52. DIG - Arbeitsgemeinschaft in Nordhausen gegründet
Die Deutsch - Israelische Gesellschaft hat am 5. September in Nordhausen/Thüringen ihre 52. Arbeitsgemeinschaft gegründet. Es handelt sich um die 5. Neugründung einer DIG-AG in 5 Monaten.

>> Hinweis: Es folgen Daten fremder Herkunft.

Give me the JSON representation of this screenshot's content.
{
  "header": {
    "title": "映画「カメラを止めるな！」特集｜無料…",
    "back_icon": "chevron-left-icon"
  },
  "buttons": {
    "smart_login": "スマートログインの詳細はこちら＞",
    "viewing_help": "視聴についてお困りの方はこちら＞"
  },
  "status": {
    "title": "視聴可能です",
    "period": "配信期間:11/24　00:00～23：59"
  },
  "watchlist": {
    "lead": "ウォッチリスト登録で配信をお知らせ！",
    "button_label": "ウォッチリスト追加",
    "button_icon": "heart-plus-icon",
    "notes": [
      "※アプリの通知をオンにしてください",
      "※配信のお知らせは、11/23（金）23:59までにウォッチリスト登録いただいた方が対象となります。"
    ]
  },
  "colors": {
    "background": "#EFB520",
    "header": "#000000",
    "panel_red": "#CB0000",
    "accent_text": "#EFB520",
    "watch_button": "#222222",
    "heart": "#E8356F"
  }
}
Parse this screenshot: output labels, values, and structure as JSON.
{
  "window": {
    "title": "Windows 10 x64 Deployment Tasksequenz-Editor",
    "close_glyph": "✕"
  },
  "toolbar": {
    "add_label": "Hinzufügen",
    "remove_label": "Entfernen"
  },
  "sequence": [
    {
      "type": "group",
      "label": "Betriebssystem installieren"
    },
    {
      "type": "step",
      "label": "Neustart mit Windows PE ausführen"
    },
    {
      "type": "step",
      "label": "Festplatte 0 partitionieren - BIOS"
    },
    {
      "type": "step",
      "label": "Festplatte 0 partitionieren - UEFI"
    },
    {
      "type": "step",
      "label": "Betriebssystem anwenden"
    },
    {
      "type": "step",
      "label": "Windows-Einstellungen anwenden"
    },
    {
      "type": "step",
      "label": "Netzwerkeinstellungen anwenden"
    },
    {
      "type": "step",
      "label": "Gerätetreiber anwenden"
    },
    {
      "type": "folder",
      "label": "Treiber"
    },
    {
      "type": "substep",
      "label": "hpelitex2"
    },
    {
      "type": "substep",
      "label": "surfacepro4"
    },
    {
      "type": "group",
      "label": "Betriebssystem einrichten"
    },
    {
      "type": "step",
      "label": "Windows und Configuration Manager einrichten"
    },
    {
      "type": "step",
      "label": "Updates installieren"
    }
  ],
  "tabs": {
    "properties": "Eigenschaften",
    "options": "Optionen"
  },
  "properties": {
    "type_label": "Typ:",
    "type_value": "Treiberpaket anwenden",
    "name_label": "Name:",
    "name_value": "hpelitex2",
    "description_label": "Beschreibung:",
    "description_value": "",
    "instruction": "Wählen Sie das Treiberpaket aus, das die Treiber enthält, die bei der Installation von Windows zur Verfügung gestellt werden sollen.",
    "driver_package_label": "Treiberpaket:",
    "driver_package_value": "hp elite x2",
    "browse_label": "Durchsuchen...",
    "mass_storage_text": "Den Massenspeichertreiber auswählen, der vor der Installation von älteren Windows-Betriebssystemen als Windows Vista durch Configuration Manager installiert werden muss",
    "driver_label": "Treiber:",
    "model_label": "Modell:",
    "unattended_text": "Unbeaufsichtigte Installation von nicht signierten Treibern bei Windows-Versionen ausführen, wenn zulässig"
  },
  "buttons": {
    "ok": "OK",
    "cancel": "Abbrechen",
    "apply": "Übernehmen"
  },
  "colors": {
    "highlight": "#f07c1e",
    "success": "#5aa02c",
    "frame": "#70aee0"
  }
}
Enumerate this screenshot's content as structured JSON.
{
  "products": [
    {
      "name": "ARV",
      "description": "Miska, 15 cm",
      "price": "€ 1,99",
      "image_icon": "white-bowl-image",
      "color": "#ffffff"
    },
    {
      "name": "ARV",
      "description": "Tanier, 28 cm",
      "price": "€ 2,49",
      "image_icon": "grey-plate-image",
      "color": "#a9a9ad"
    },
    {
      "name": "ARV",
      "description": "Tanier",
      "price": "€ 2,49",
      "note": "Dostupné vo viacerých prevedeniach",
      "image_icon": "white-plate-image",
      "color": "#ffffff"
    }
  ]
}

Unter der Schirmherrschaft von Sozialminister Dr. Klaus Zeh und DIG-Präsident Dr. h.c. Johannes Gerster waren fast 100 Personen, darunter Vertreter der Landesregierung, der Stadt, des Landkreises, der Kirchen, der Jüdischen Gemeinde und der Fachhochschule der öffentlichen Einladung zur Gründungsversammlung gefolgt. Bereits vorher hatten 20 Personen ihren Eintritt in die DIG erklärt, im Laufe des Abends folgten weitere 10 Neueintritte, darunter die Oberbürgermeisterin Barbara Rinke und die Fachhochschule Nordhausen als kooperatives Mitglied. Deren Präsident Prof. Dr. Wagner hatte das Auditorium Maximum der Hochschule zur Verfügung gestellt und wurde auch persönlich Mitglied der DIG.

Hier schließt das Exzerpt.